Most smoothies, if you’re like me, are based on what’s in the cupboards and fridge. However, it is relevant to post such recipes every now and then to increase inspiration when the time comes. Unless you are one of those who copy the recipe, go to the grocery store and take exactly what is written. And while you’re drinking your smoothie (or not), take a look further down at the research on coconut oil.
With a blender mix the following ingredients:
- 4 cups of water
- a large banana
- a big pear
- half a cup of liquid coconut oil (see below)
- 6 strawberries
- a little cayenne pepper
- a little stevia powder
- 4 cups of leafy green vegetables
- half a cup of berries (like blackberries, raspberries or whatever).
You can also add wheatgrass. This is because wheatgrass juice powder contains a lot of nutrients and enzymes that make your digestive system work efficiently (in case it isn’t). It obviously contains chlorophyll (plant hemoglobin if you will) in addition to all the essential amino acids. Not bad for weed! Let’s not forget: B vitamins, antioxidants A, C, E and beta-carotene, calcium, iron, magnesium, zinc, phosphorus, sodium and sulfur.
Instead of doing a full blog post on the subject, I’m going to include the results of my research on coconut here. Indeed, we sometimes see it appear in recipes and we wonder if it’s really worth buying it (it’s not cheap).
As usual, I begin (and end) my research with our online database of tutor-student questions and answers.
MCFA and Coconut
I understand that MCFA protects your heart and stimulates blood circulation. How many MCFAs are there in coconut oil?
The main saturated fatty acid in coconut oil is lauric acid, which is a type of MCFA (medium chain fatty acid). Some sources claim that it increases cholesterol, other sources claim that it increases them. In fact, it depends on what coconut oil replaces in the diet. If it replaces polyunsaturated fats (as in many vegetable oils), it is likely to increase cholesterol; if it replaces butter or lard, it can have a neutral effect or even lower cholesterol. In summary, the best oil is vegetable oil (especially virgin olive oil).
What Kind of Fat in Coconut Oil?
Another question that can be found on the student center:
There are several types of fats. The ones you should avoid are trans and too much saturated fat. Trans and saturated fat can increase LDL (“bad”) cholesterol levels in the blood.

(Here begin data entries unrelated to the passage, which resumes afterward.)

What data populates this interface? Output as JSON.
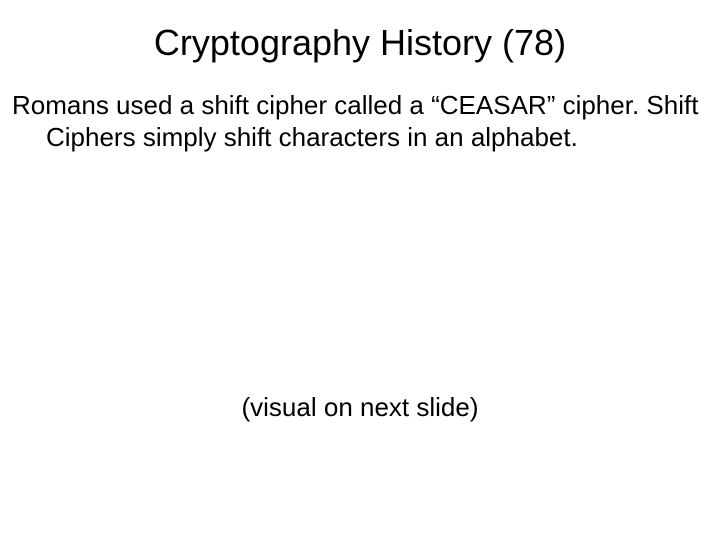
{
  "slide": {
    "title": "Cryptography History (78)",
    "body": "Romans used a shift cipher called a “CEASAR” cipher. Shift Ciphers simply shift characters in an alphabet.",
    "note": "(visual on next slide)"
  },
  "style": {
    "background_color": "#ffffff",
    "text_color": "#000000",
    "title_fontsize": 36,
    "body_fontsize": 26,
    "font_family": "Arial"
  }
}
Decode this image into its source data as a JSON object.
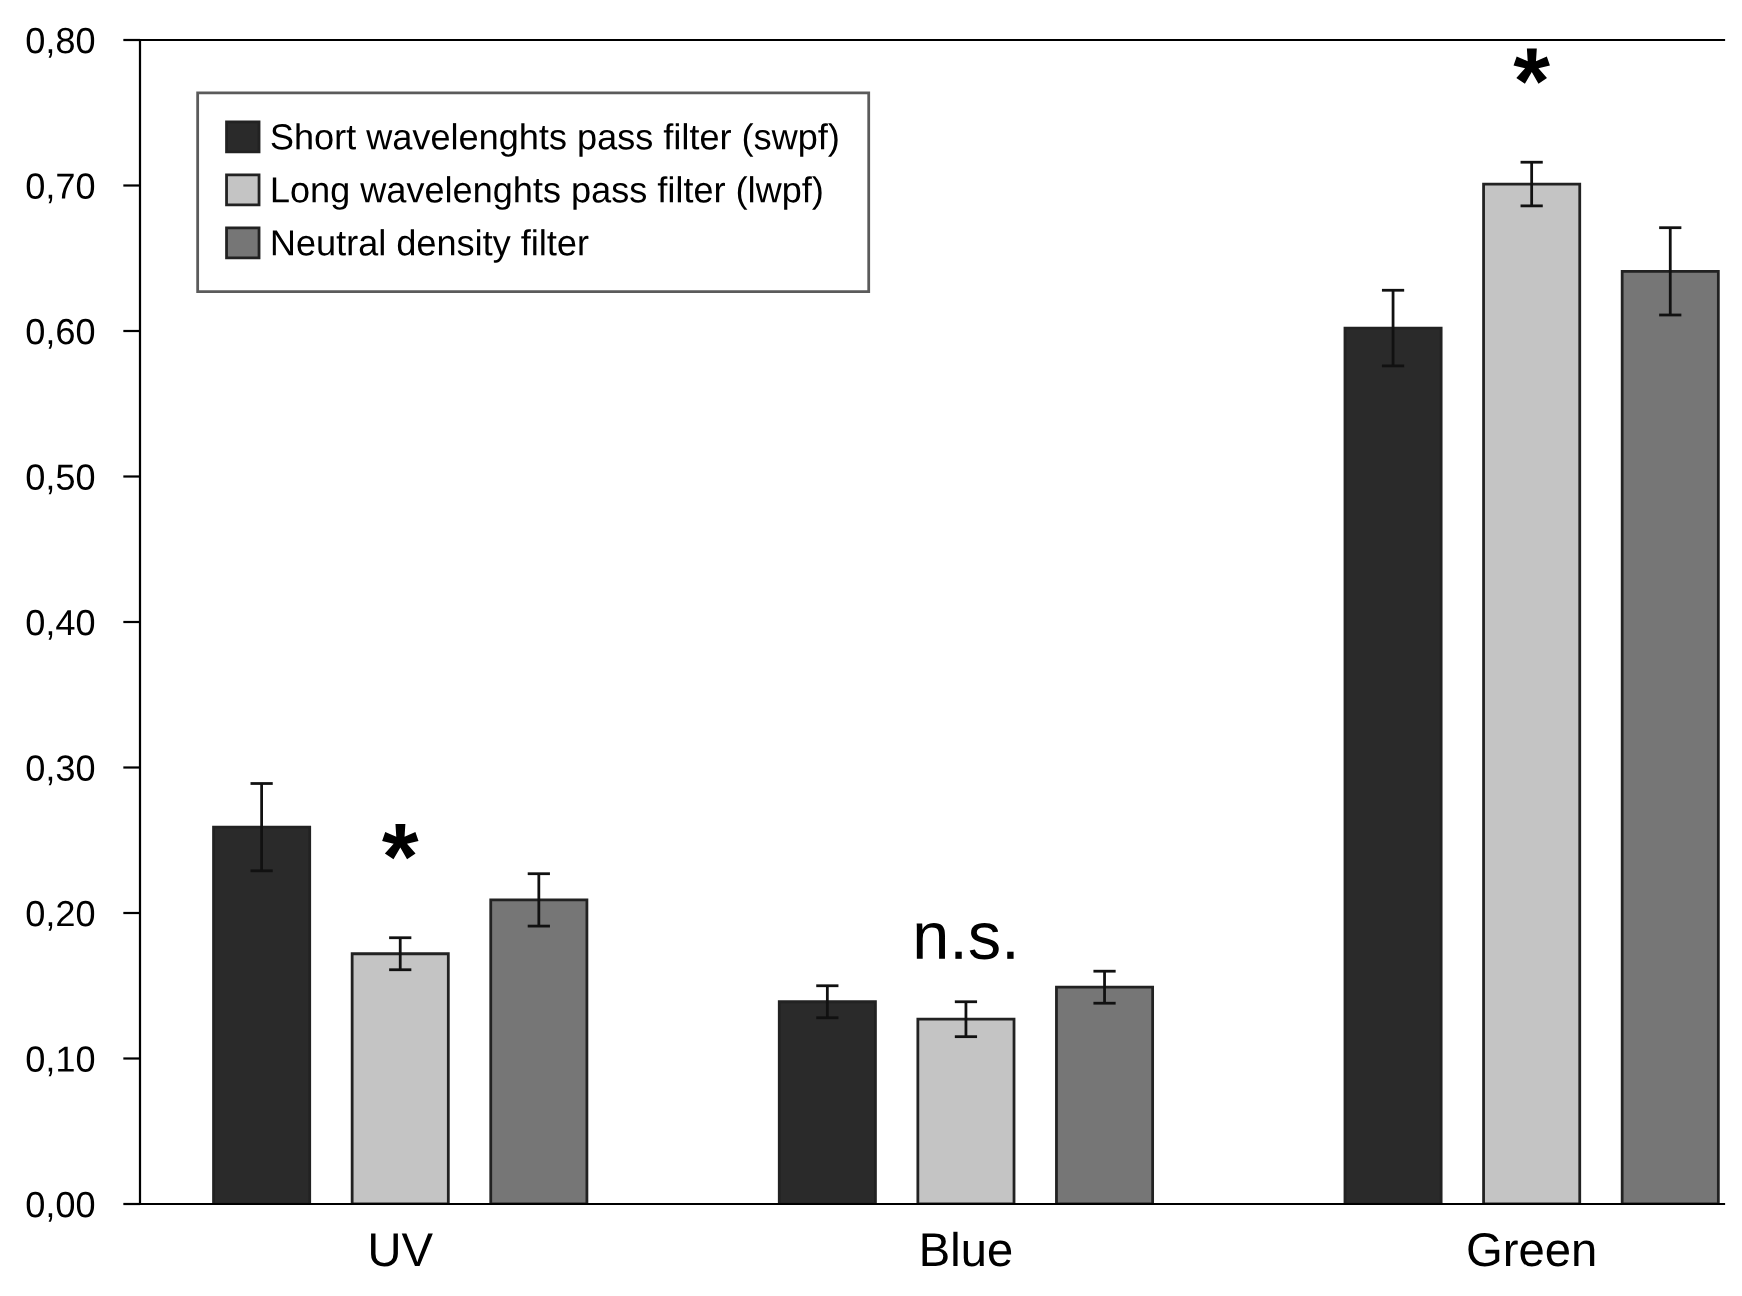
{
  "chart_data": {
    "type": "bar",
    "categories": [
      "UV",
      "Blue",
      "Green"
    ],
    "series": [
      {
        "name": "Short wavelenghts pass filter (swpf)",
        "color": "#2a2a2a",
        "values": [
          0.259,
          0.139,
          0.602
        ],
        "errors": [
          0.03,
          0.011,
          0.026
        ]
      },
      {
        "name": "Long wavelenghts pass filter (lwpf)",
        "color": "#c4c4c4",
        "values": [
          0.172,
          0.127,
          0.701
        ],
        "errors": [
          0.011,
          0.012,
          0.015
        ]
      },
      {
        "name": "Neutral density filter",
        "color": "#767676",
        "values": [
          0.209,
          0.149,
          0.641
        ],
        "errors": [
          0.018,
          0.011,
          0.03
        ]
      }
    ],
    "ylim": [
      0,
      0.8
    ],
    "yticks": [
      {
        "value": 0,
        "label": "0,00"
      },
      {
        "value": 0.1,
        "label": "0,10"
      },
      {
        "value": 0.2,
        "label": "0,20"
      },
      {
        "value": 0.3,
        "label": "0,30"
      },
      {
        "value": 0.4,
        "label": "0,40"
      },
      {
        "value": 0.5,
        "label": "0,50"
      },
      {
        "value": 0.6,
        "label": "0,60"
      },
      {
        "value": 0.7,
        "label": "0,70"
      },
      {
        "value": 0.8,
        "label": "0,80"
      }
    ],
    "annotations": [
      "*",
      "n.s.",
      "*"
    ],
    "legend": "top left",
    "grid": false
  }
}
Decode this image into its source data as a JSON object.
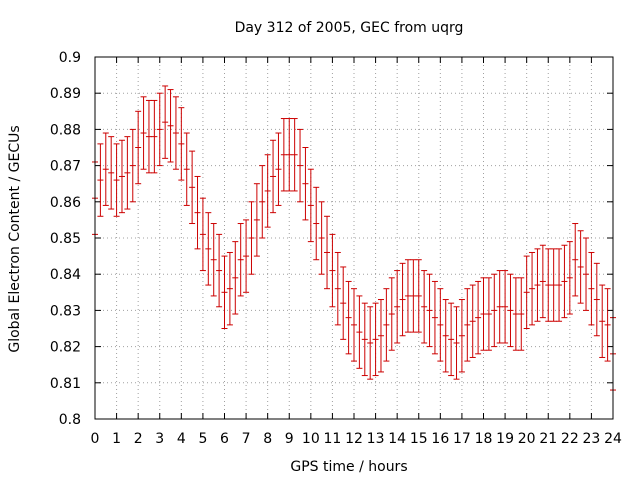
{
  "chart_data": {
    "type": "scatter",
    "title": "Day 312 of 2005, GEC from uqrg",
    "xlabel": "GPS time / hours",
    "ylabel": "Global Electron Content / GECUs",
    "xlim": [
      0,
      24
    ],
    "ylim": [
      0.8,
      0.9
    ],
    "xticks": [
      "0",
      "1",
      "2",
      "3",
      "4",
      "5",
      "6",
      "7",
      "8",
      "9",
      "10",
      "11",
      "12",
      "13",
      "14",
      "15",
      "16",
      "17",
      "18",
      "19",
      "20",
      "21",
      "22",
      "23",
      "24"
    ],
    "yticks": [
      "0.8",
      "0.81",
      "0.82",
      "0.83",
      "0.84",
      "0.85",
      "0.86",
      "0.87",
      "0.88",
      "0.89",
      "0.9"
    ],
    "grid": true,
    "series": [
      {
        "color": "#cc0000",
        "error": 0.01,
        "x": [
          0,
          0.25,
          0.5,
          0.75,
          1,
          1.25,
          1.5,
          1.75,
          2,
          2.25,
          2.5,
          2.75,
          3,
          3.25,
          3.5,
          3.75,
          4,
          4.25,
          4.5,
          4.75,
          5,
          5.25,
          5.5,
          5.75,
          6,
          6.25,
          6.5,
          6.75,
          7,
          7.25,
          7.5,
          7.75,
          8,
          8.25,
          8.5,
          8.75,
          9,
          9.25,
          9.5,
          9.75,
          10,
          10.25,
          10.5,
          10.75,
          11,
          11.25,
          11.5,
          11.75,
          12,
          12.25,
          12.5,
          12.75,
          13,
          13.25,
          13.5,
          13.75,
          14,
          14.25,
          14.5,
          14.75,
          15,
          15.25,
          15.5,
          15.75,
          16,
          16.25,
          16.5,
          16.75,
          17,
          17.25,
          17.5,
          17.75,
          18,
          18.25,
          18.5,
          18.75,
          19,
          19.25,
          19.5,
          19.75,
          20,
          20.25,
          20.5,
          20.75,
          21,
          21.25,
          21.5,
          21.75,
          22,
          22.25,
          22.5,
          22.75,
          23,
          23.25,
          23.5,
          23.75,
          24
        ],
        "y": [
          0.861,
          0.866,
          0.869,
          0.868,
          0.866,
          0.867,
          0.868,
          0.87,
          0.875,
          0.879,
          0.878,
          0.878,
          0.88,
          0.882,
          0.881,
          0.879,
          0.876,
          0.869,
          0.864,
          0.857,
          0.851,
          0.847,
          0.844,
          0.841,
          0.835,
          0.836,
          0.839,
          0.844,
          0.845,
          0.85,
          0.855,
          0.86,
          0.863,
          0.867,
          0.869,
          0.873,
          0.873,
          0.873,
          0.87,
          0.865,
          0.859,
          0.854,
          0.85,
          0.846,
          0.841,
          0.836,
          0.832,
          0.828,
          0.826,
          0.824,
          0.822,
          0.821,
          0.822,
          0.823,
          0.826,
          0.829,
          0.831,
          0.833,
          0.834,
          0.834,
          0.834,
          0.831,
          0.83,
          0.828,
          0.826,
          0.823,
          0.822,
          0.821,
          0.823,
          0.826,
          0.827,
          0.828,
          0.829,
          0.829,
          0.83,
          0.831,
          0.831,
          0.83,
          0.829,
          0.829,
          0.835,
          0.836,
          0.837,
          0.838,
          0.837,
          0.837,
          0.837,
          0.838,
          0.839,
          0.844,
          0.842,
          0.84,
          0.836,
          0.833,
          0.827,
          0.826,
          0.818
        ]
      }
    ]
  }
}
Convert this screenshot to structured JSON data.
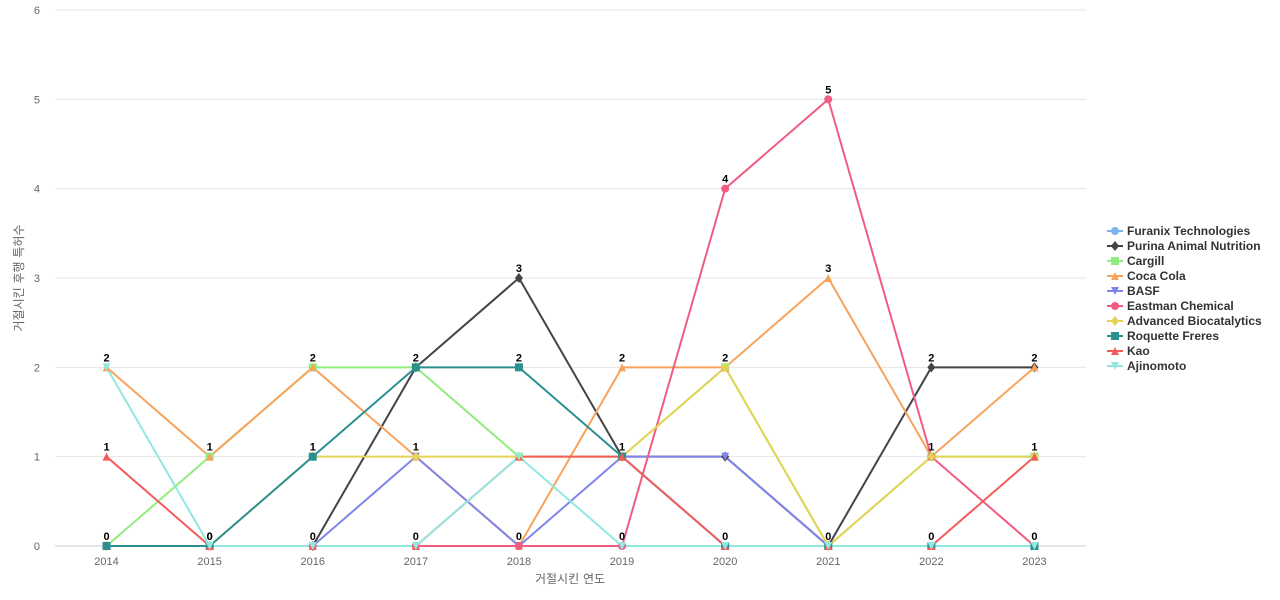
{
  "chart_data": {
    "type": "line",
    "title": "",
    "xlabel": "거절시킨 연도",
    "ylabel": "거절시킨 후행 특허수",
    "ylim": [
      0,
      6
    ],
    "yticks": [
      0,
      1,
      2,
      3,
      4,
      5,
      6
    ],
    "grid": true,
    "legend_position": "right",
    "categories": [
      "2014",
      "2015",
      "2016",
      "2017",
      "2018",
      "2019",
      "2020",
      "2021",
      "2022",
      "2023"
    ],
    "series": [
      {
        "name": "Furanix Technologies",
        "color": "#7cb5ec",
        "marker": "circle",
        "values": [
          0,
          0,
          0,
          0,
          0,
          0,
          0,
          0,
          0,
          0
        ]
      },
      {
        "name": "Purina Animal Nutrition",
        "color": "#434348",
        "marker": "diamond",
        "values": [
          0,
          0,
          0,
          2,
          3,
          1,
          1,
          0,
          2,
          2
        ]
      },
      {
        "name": "Cargill",
        "color": "#90ed7d",
        "marker": "square",
        "values": [
          0,
          1,
          2,
          2,
          1,
          1,
          2,
          0,
          1,
          1
        ]
      },
      {
        "name": "Coca Cola",
        "color": "#f7a35c",
        "marker": "triangle",
        "values": [
          2,
          1,
          2,
          1,
          0,
          2,
          2,
          3,
          1,
          2
        ]
      },
      {
        "name": "BASF",
        "color": "#8085e9",
        "marker": "triangle-down",
        "values": [
          0,
          0,
          0,
          1,
          0,
          1,
          1,
          0,
          0,
          0
        ]
      },
      {
        "name": "Eastman Chemical",
        "color": "#f15c80",
        "marker": "circle",
        "values": [
          0,
          0,
          0,
          0,
          0,
          0,
          4,
          5,
          1,
          0
        ]
      },
      {
        "name": "Advanced Biocatalytics",
        "color": "#e4d354",
        "marker": "diamond",
        "values": [
          0,
          0,
          1,
          1,
          1,
          1,
          2,
          0,
          1,
          1
        ]
      },
      {
        "name": "Roquette Freres",
        "color": "#2b908f",
        "marker": "square",
        "values": [
          0,
          0,
          1,
          2,
          2,
          1,
          0,
          0,
          0,
          0
        ]
      },
      {
        "name": "Kao",
        "color": "#f45b5b",
        "marker": "triangle",
        "values": [
          1,
          0,
          0,
          0,
          1,
          1,
          0,
          0,
          0,
          1
        ]
      },
      {
        "name": "Ajinomoto",
        "color": "#91e8e1",
        "marker": "triangle-down",
        "values": [
          2,
          0,
          0,
          0,
          1,
          0,
          0,
          0,
          0,
          0
        ]
      }
    ],
    "data_labels": [
      2,
      1,
      2,
      2,
      3,
      2,
      4,
      5,
      2,
      2
    ],
    "data_labels_low": [
      1,
      0,
      1,
      1,
      2,
      1,
      2,
      3,
      1,
      1
    ],
    "data_labels_zero": [
      0,
      0,
      0,
      0,
      0,
      0,
      0,
      0,
      0,
      0
    ]
  }
}
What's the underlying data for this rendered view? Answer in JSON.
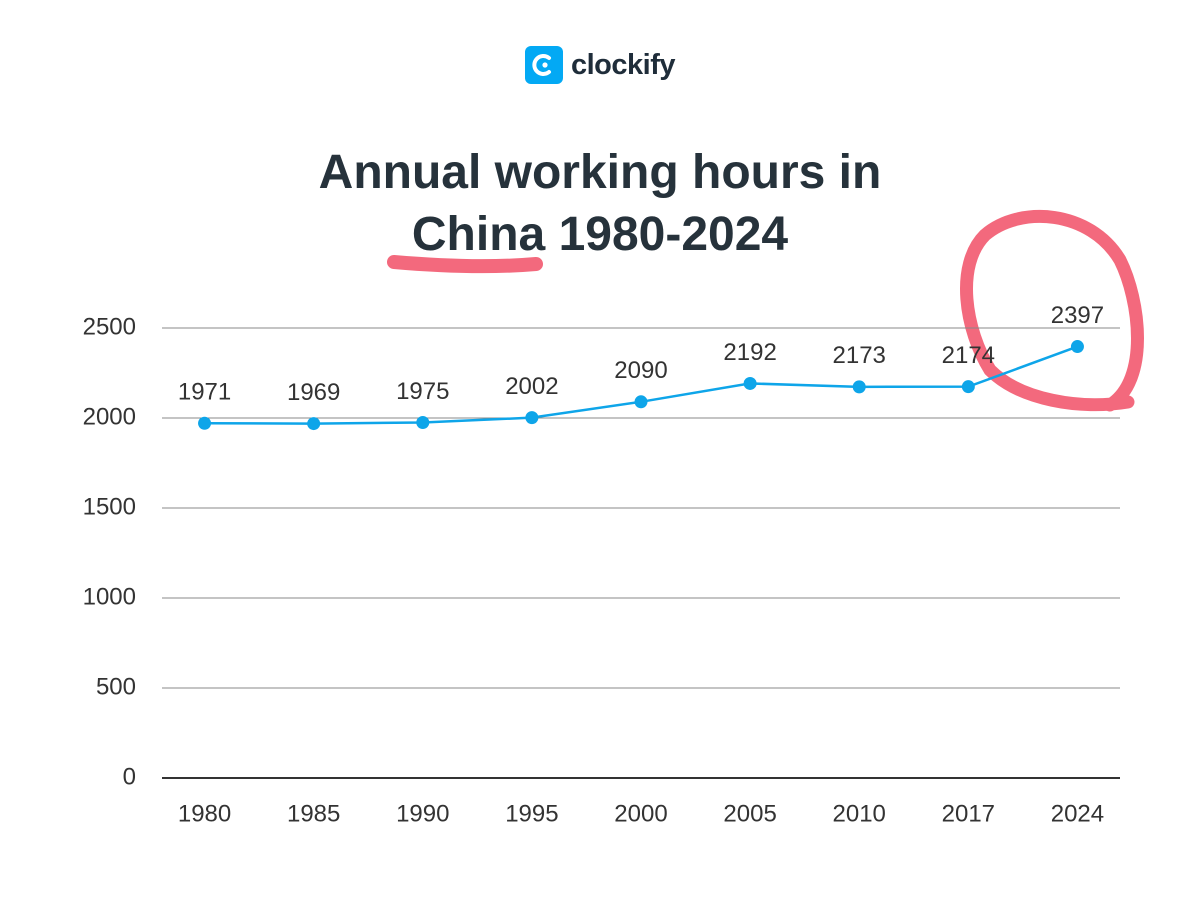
{
  "brand": "clockify",
  "chart_data": {
    "type": "line",
    "title": "Annual working hours in China 1980-2024",
    "categories": [
      "1980",
      "1985",
      "1990",
      "1995",
      "2000",
      "2005",
      "2010",
      "2017",
      "2024"
    ],
    "values": [
      1971,
      1969,
      1975,
      2002,
      2090,
      2192,
      2173,
      2174,
      2397
    ],
    "color": "#0ea5e9",
    "ylim": [
      0,
      2500
    ],
    "yticks": [
      0,
      500,
      1000,
      1500,
      2000,
      2500
    ],
    "grid": true
  }
}
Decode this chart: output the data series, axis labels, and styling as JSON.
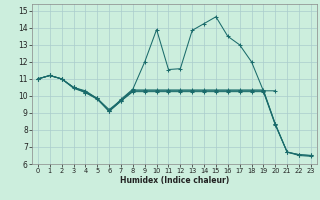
{
  "xlabel": "Humidex (Indice chaleur)",
  "bg_color": "#cceedd",
  "grid_color": "#aacccc",
  "line_color": "#1a6b6b",
  "xlim": [
    -0.5,
    23.5
  ],
  "ylim": [
    6,
    15.4
  ],
  "xticks": [
    0,
    1,
    2,
    3,
    4,
    5,
    6,
    7,
    8,
    9,
    10,
    11,
    12,
    13,
    14,
    15,
    16,
    17,
    18,
    19,
    20,
    21,
    22,
    23
  ],
  "yticks": [
    6,
    7,
    8,
    9,
    10,
    11,
    12,
    13,
    14,
    15
  ],
  "lines": [
    {
      "x": [
        0,
        1,
        2,
        3,
        4,
        5,
        6,
        7,
        8,
        9,
        10,
        11,
        12,
        13,
        14,
        15,
        16,
        17,
        18,
        19,
        20
      ],
      "y": [
        11.0,
        11.2,
        11.0,
        10.5,
        10.2,
        9.85,
        9.1,
        9.8,
        10.4,
        12.0,
        13.9,
        11.55,
        11.6,
        13.85,
        14.25,
        14.65,
        13.5,
        13.0,
        12.0,
        10.3,
        10.3
      ]
    },
    {
      "x": [
        0,
        1,
        2,
        3,
        4,
        5,
        6,
        7,
        8,
        9,
        10,
        11,
        12,
        13,
        14,
        15,
        16,
        17,
        18,
        19,
        20,
        21,
        22,
        23
      ],
      "y": [
        11.0,
        11.2,
        11.0,
        10.5,
        10.3,
        9.85,
        9.2,
        9.75,
        10.35,
        10.35,
        10.35,
        10.35,
        10.35,
        10.35,
        10.35,
        10.35,
        10.35,
        10.35,
        10.35,
        10.35,
        8.35,
        6.7,
        6.55,
        6.5
      ]
    },
    {
      "x": [
        0,
        1,
        2,
        3,
        4,
        5,
        6,
        7,
        8,
        9,
        10,
        11,
        12,
        13,
        14,
        15,
        16,
        17,
        18,
        19,
        20,
        21,
        22,
        23
      ],
      "y": [
        11.0,
        11.2,
        11.0,
        10.5,
        10.25,
        9.85,
        9.1,
        9.7,
        10.3,
        10.3,
        10.3,
        10.3,
        10.3,
        10.3,
        10.3,
        10.3,
        10.3,
        10.3,
        10.3,
        10.3,
        8.35,
        6.7,
        6.55,
        6.5
      ]
    },
    {
      "x": [
        0,
        1,
        2,
        3,
        4,
        5,
        6,
        7,
        8,
        9,
        10,
        11,
        12,
        13,
        14,
        15,
        16,
        17,
        18,
        19,
        20,
        21,
        22,
        23
      ],
      "y": [
        11.0,
        11.2,
        11.0,
        10.45,
        10.2,
        9.8,
        9.1,
        9.7,
        10.25,
        10.25,
        10.25,
        10.25,
        10.25,
        10.25,
        10.25,
        10.25,
        10.25,
        10.25,
        10.25,
        10.25,
        8.3,
        6.7,
        6.5,
        6.45
      ]
    }
  ]
}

Trans fats can also lower HDL (“good”) cholesterol levels in the blood. Trans fats and saturated fats are found in:
• dairy products high in fat, including butter and whole milk
• foods of animal origin high in fat
• palm oil, coconut oil, lard
So, to help reduce intakes of trans and saturated fats, choose low-fat dairy products and lean meats when choosing these foods.
On the other hand, unsaturated fats are beneficial for your health. Unsaturated fats are found in:
• nuts and seeds
• fish, such as herring, mackerel, salmon and trout
• vegetable oils, including olive, canola, safflower, and sunflower oil
Virgin Coconut Oil
Course 343 refers to hydrogenated or untreated coconut oil: what’s the difference?
Oils can be hydrogenated by commercial industry to extend their shelf life. Unfortunately, during hydrogenation, healthy fats are converted into a new type of fatty acid called trans fat. These trans fats have the physical properties of saturated animal fats. It builds up in your arteries and can lead to blockages. This can cause your “bad cholesterol” to rise, increasing your risk of stroke and heart disease. This is why p. 119 says the hydrogenated form of coconut oil has given coconut oil its negative reputation. So you should always buy “unprocessed”, “virgin” oil, however expensive it is.
Our tutor has spoken!
Now you have the whole truth about coconut oil, which should be bought in virgin version.
There is a lot more in our student center, but I’m running out of space … I’m not going to write a novel on the subject, it’s a blog after all!